Sakana AI in a research paper outlined a method called Multi-LLM AB-MCTS (Adaptive Branching Monte Carlo Tree Search) that uses a collection of LLMs to cooperate, perform trial-and-error and leverage strengths to solve complex problems.

In a post, Sakana AI said:

“Frontier AI models like ChatGPT, Gemini, Grok, and DeepSeek are evolving at a breathtaking pace amidst fierce competition. However, no matter how advanced they become, each model retains its own individuality stemming from its unique training data and methods. We see these biases and varied aptitudes not as limitations, but as precious resources for creating collective intelligence. Just as a dream team of diverse human experts tackles complex problems, AIs should also collaborate by bringing their unique strengths to the table.”

Sakana AI said AB-MCTS is a method for inference-time scaling to enable frontier AIs to cooperate and revisit problems and solutions. Sakana AI released the algorithm as an open source framework called TreeQuest, which has a flexible API that allows users to use AB-MCTS for tasks with multiple LLMs and custom scoring.

What’s interesting is that Sakana AI gets out of that zero-sum LLM argument. The companies behind LLM training would like you to think there’s one model to rule them all. And you’d do the same if you were spending so much on training models and wanted to lock in customers for scale and returns.

Sakana AI’s deceptively simple solution can only come from a company that’s not trying to play LLM leapfrog every few minutes. The power of AI is in the ability to maximize the potential of each LLM. Sakana AI said:

“We saw examples where problems that were unsolvable by any single LLM were solved by combining multiple LLMs.
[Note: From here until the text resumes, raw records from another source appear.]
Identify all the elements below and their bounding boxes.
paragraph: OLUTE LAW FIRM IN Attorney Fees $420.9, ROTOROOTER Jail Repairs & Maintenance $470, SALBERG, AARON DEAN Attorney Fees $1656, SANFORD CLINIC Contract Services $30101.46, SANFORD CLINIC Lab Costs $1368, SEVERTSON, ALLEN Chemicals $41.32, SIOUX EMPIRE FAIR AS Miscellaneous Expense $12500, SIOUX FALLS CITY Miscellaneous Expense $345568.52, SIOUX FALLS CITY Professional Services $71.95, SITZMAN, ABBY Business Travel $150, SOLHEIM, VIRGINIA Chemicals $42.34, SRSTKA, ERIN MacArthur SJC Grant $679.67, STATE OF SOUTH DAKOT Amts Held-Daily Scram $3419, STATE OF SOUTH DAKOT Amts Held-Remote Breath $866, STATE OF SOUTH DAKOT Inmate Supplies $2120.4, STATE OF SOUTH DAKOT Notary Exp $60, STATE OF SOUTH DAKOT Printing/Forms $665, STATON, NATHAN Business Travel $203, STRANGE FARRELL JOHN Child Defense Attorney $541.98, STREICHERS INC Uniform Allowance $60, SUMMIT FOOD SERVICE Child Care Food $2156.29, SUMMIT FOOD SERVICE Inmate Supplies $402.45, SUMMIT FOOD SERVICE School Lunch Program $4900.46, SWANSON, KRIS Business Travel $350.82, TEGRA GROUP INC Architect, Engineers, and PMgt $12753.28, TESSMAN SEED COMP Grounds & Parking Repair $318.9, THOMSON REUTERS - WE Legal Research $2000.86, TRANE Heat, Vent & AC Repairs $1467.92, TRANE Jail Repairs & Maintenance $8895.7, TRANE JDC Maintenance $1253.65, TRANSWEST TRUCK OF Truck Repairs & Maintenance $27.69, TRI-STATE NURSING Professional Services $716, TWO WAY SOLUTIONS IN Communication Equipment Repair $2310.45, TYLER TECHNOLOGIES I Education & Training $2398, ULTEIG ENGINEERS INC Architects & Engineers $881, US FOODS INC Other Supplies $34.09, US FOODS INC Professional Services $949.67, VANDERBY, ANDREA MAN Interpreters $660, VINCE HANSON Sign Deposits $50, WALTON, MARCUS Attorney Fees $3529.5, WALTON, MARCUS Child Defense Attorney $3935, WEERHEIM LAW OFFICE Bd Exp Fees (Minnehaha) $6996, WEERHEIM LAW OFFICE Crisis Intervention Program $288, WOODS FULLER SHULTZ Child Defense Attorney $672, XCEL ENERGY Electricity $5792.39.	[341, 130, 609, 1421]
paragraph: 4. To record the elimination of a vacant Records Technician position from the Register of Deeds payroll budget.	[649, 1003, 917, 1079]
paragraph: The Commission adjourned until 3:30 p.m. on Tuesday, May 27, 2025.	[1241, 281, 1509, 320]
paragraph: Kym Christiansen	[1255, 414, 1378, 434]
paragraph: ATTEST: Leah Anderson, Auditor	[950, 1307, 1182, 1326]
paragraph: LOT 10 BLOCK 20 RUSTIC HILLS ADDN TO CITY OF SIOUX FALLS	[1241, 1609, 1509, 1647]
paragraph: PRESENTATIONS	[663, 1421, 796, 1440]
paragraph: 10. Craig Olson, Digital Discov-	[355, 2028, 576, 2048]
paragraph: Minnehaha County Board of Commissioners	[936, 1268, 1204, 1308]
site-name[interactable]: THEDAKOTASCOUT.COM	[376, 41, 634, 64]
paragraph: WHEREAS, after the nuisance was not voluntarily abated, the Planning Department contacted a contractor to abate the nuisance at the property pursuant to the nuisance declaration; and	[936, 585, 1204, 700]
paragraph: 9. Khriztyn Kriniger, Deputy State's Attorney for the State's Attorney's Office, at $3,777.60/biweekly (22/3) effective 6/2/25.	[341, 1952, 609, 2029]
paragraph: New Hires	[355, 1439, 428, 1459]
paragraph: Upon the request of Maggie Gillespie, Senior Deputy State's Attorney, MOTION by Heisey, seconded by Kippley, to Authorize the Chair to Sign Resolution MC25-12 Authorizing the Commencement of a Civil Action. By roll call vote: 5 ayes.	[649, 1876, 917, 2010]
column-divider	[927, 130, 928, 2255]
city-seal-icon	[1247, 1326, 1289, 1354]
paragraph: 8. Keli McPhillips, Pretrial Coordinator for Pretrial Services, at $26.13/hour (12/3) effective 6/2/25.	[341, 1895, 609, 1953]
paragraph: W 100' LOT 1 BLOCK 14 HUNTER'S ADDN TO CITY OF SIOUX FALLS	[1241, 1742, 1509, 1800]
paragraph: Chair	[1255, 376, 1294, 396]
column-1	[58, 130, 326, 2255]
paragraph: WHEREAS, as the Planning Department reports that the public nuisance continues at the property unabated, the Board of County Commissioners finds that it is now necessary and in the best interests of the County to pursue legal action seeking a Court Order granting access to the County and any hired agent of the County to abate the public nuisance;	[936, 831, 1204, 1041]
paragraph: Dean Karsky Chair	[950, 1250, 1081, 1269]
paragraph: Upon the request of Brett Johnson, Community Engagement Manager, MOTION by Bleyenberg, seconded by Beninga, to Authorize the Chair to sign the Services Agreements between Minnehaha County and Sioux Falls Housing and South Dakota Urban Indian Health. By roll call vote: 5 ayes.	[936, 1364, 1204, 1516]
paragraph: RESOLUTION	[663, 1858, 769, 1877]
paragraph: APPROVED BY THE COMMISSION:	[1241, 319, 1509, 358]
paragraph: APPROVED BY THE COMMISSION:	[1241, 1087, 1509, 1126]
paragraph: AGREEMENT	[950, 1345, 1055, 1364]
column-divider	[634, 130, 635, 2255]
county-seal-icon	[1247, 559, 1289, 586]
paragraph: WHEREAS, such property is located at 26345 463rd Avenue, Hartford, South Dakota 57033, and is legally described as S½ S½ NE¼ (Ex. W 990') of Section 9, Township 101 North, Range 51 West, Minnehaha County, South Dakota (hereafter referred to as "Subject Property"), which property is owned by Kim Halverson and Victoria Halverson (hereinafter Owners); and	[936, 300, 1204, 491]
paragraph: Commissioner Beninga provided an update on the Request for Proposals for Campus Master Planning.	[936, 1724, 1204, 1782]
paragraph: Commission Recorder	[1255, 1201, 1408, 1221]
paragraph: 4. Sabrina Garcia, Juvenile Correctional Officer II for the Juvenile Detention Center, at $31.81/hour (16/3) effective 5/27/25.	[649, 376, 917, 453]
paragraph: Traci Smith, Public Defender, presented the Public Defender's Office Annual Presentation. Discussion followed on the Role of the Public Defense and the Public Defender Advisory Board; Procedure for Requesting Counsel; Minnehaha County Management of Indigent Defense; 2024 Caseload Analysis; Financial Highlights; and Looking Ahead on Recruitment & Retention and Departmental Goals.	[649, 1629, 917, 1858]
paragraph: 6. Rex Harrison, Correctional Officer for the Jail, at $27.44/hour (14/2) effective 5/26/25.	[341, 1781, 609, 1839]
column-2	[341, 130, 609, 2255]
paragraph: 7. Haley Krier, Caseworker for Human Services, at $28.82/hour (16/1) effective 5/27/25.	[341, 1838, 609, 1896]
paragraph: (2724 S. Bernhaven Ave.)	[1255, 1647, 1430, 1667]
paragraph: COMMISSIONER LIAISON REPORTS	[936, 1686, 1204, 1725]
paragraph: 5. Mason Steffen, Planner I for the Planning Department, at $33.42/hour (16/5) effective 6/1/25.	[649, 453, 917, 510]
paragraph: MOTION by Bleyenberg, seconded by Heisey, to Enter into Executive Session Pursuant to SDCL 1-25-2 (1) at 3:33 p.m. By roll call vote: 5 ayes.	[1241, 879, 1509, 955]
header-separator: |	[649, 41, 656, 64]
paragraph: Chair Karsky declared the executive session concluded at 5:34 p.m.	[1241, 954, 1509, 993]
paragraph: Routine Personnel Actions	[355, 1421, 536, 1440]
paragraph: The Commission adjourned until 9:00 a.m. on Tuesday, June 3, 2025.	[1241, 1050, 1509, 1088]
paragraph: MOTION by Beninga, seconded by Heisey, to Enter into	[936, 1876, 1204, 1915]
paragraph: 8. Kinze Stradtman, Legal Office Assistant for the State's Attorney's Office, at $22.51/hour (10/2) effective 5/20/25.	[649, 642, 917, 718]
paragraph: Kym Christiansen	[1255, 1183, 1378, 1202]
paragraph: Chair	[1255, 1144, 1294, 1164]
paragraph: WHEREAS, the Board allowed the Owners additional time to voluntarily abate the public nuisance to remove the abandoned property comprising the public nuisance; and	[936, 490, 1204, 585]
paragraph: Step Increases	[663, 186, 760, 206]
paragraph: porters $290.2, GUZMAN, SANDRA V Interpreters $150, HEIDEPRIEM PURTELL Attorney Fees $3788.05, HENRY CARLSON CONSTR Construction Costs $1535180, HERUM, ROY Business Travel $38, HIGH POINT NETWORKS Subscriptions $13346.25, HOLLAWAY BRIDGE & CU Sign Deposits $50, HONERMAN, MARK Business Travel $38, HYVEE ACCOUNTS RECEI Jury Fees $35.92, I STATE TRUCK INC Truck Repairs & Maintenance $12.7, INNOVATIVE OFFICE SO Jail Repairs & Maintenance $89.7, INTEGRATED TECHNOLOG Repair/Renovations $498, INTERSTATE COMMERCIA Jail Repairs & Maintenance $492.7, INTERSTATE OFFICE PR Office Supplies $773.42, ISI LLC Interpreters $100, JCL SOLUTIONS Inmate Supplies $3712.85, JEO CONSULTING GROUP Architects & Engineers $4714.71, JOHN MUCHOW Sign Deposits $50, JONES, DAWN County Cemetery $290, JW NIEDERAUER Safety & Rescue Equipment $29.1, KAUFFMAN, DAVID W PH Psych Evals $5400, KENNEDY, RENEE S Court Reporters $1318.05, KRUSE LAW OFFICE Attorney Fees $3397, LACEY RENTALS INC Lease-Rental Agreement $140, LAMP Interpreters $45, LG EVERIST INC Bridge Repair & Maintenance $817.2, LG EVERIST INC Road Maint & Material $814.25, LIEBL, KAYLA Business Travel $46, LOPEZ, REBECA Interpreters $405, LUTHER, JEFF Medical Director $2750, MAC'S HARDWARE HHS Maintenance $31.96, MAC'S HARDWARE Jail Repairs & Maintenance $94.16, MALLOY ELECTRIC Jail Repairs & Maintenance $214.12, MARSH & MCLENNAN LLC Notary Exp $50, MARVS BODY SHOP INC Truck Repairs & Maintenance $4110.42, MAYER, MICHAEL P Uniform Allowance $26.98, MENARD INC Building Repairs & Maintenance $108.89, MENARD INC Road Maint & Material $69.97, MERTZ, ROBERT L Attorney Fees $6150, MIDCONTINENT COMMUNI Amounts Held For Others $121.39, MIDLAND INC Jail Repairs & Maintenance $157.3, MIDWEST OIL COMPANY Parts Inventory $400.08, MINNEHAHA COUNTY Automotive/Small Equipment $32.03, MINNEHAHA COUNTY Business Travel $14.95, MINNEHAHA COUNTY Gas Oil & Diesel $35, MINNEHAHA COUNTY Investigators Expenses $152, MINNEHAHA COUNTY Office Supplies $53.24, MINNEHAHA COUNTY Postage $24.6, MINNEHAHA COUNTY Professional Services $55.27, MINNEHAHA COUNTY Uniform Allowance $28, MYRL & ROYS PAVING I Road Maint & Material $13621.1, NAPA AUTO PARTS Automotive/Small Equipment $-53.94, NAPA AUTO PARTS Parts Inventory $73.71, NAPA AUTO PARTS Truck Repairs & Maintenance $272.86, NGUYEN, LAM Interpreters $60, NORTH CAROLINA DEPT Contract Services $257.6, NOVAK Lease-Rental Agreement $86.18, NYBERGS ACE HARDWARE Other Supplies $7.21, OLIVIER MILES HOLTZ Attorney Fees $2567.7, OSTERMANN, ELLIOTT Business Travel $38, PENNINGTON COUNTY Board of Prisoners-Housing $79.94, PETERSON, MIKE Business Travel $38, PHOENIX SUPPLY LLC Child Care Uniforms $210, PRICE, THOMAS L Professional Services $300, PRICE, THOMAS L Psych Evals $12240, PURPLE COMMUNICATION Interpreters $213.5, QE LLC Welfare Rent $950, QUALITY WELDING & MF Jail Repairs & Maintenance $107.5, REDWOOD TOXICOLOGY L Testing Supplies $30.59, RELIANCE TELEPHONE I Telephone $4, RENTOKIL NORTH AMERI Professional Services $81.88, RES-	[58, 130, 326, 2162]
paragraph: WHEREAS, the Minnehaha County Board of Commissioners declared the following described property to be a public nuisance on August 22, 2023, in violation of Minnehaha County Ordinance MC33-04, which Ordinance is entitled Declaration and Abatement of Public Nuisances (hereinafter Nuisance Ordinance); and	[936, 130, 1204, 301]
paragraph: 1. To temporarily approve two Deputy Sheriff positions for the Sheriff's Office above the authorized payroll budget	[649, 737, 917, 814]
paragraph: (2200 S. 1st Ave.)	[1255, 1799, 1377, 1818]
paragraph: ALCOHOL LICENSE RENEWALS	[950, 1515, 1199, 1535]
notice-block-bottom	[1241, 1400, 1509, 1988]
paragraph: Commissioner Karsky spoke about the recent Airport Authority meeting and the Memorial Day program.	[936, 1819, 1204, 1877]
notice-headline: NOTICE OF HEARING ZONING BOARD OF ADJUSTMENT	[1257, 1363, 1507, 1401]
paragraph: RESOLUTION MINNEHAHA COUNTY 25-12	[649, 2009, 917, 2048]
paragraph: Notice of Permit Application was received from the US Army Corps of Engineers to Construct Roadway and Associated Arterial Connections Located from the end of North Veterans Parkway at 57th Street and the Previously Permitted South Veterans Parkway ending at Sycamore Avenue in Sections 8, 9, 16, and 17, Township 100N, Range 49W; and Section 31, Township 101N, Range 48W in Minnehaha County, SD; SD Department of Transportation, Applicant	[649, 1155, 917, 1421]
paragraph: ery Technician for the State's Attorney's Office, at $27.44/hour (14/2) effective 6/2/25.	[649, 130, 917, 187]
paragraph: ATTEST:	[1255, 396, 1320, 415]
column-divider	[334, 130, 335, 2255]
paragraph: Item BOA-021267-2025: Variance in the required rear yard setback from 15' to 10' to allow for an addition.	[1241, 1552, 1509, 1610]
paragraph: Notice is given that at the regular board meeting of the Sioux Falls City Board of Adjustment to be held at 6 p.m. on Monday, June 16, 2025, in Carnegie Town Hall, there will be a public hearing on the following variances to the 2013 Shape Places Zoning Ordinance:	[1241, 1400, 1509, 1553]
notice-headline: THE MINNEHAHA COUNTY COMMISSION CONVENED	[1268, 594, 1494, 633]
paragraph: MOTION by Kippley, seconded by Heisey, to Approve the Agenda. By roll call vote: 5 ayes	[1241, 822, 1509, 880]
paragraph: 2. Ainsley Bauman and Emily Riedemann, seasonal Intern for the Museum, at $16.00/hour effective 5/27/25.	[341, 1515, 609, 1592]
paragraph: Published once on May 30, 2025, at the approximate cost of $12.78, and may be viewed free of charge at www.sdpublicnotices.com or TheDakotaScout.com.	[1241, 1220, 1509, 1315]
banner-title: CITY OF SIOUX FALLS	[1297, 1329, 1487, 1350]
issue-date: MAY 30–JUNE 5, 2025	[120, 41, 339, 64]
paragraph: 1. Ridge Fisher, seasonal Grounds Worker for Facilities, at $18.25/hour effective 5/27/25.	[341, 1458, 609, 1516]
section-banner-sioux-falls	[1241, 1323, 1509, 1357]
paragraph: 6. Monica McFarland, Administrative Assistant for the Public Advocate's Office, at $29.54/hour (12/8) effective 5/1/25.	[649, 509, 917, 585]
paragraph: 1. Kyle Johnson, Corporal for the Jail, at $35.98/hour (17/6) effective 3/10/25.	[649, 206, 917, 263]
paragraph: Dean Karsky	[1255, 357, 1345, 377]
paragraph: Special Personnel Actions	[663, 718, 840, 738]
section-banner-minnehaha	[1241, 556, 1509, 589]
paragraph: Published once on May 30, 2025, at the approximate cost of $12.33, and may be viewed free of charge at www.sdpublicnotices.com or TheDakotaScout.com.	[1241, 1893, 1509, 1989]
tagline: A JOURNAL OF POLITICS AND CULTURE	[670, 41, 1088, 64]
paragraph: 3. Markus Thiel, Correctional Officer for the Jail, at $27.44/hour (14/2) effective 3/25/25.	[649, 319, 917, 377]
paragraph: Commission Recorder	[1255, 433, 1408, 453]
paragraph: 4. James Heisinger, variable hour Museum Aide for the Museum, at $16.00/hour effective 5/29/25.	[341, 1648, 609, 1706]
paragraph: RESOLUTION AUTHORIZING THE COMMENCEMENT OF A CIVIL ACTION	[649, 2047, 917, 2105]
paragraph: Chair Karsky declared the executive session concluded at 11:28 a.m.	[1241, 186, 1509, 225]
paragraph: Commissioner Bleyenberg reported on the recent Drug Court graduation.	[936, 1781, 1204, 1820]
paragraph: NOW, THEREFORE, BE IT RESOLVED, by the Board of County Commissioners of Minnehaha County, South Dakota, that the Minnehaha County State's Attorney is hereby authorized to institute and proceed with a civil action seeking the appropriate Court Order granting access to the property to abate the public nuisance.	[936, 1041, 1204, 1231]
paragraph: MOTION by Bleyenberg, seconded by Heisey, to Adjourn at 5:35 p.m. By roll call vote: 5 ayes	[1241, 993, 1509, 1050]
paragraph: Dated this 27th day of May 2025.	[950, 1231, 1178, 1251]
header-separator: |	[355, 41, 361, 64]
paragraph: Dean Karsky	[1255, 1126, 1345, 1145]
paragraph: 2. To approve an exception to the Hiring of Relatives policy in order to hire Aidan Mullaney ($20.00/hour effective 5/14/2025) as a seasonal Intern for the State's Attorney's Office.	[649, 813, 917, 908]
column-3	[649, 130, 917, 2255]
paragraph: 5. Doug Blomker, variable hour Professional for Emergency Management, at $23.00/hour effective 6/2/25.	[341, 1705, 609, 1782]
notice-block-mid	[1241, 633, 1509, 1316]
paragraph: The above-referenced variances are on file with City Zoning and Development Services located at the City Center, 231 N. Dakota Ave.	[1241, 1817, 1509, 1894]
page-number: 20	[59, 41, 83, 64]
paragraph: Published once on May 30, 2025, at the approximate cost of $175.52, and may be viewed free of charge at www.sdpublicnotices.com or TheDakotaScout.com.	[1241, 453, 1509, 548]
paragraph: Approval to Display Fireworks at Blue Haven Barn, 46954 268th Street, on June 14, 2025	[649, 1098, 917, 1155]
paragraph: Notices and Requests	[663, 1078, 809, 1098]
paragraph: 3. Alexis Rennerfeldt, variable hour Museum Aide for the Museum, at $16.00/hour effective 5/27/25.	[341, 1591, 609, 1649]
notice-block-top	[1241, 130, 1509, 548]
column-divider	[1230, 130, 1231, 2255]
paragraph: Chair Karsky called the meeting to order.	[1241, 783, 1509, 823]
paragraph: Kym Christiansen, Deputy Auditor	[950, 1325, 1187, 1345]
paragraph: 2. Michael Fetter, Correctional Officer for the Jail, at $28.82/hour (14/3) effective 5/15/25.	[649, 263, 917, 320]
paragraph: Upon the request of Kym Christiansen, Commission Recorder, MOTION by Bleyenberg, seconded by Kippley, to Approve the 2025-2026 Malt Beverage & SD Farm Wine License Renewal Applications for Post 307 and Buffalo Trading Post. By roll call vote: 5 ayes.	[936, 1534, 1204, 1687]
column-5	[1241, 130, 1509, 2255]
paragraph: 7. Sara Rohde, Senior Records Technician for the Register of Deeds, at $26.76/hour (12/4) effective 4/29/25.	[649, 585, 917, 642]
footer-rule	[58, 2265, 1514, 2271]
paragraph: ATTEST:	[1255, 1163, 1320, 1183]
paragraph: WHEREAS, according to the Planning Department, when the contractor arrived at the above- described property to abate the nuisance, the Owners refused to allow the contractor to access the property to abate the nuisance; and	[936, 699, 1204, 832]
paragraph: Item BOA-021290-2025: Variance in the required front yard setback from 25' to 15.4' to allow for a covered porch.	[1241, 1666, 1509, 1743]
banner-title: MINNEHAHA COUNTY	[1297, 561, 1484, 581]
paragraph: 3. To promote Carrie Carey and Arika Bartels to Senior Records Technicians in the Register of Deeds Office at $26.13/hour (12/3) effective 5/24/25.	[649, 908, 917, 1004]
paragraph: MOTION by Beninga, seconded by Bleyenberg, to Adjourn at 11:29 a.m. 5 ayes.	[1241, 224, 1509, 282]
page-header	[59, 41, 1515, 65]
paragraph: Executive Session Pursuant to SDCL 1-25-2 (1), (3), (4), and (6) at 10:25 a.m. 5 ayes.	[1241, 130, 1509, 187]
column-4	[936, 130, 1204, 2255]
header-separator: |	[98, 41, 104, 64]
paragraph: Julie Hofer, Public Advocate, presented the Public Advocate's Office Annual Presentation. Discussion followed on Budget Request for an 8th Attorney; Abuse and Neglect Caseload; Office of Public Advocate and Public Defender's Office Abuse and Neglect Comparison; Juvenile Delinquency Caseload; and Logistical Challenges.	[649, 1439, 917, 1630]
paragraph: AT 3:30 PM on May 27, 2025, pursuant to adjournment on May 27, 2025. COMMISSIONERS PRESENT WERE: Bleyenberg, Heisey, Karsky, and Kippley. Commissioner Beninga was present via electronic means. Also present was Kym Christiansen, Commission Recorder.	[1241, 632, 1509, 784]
This went beyond simply assigning the best LLM to each problem. In (an) example, even though the solution initially generated by o4-mini was incorrect, DeepSeek-R1-0528 and Gemini-2.5-Pro were able to use it as a hint to arrive at the correct solution in the next step. This demonstrates that Multi-LLM AB-MCTS can flexibly combine frontier models to solve previously unsolvable problems, pushing the limits of what is achievable by using LLMs as a collective intelligence.”

A few thoughts:

  • Sakana AI’s research and move to emphasize collective intelligence over on LLM and stack is critical to enterprises that need to create architectures that don’t lock them into one provider.
  • AB-MCTS could play into what agentic AI needs to become to be effective and complement emerging standards such as Model Context Protocol (MCP) and Agent2Agent.
  • If combining multiple models to solve problems becomes frictionless, the costs will plunge. Will you need to pay up for OpenAI when you can leverage LLMs like DeepSeek combined with Gemini and a few others? 
  • Enterprises may want to start thinking about how to build decision engines instead of an overall AI stack. 
  • We could see a scenario where a collective of LLMs achieves superintelligence before any one model or provider. If that scenario plays out, can LLM giants maintain valuations?
  • The value in AI may not be in the infrastructure or foundational models in the long run, but the architecture and approaches.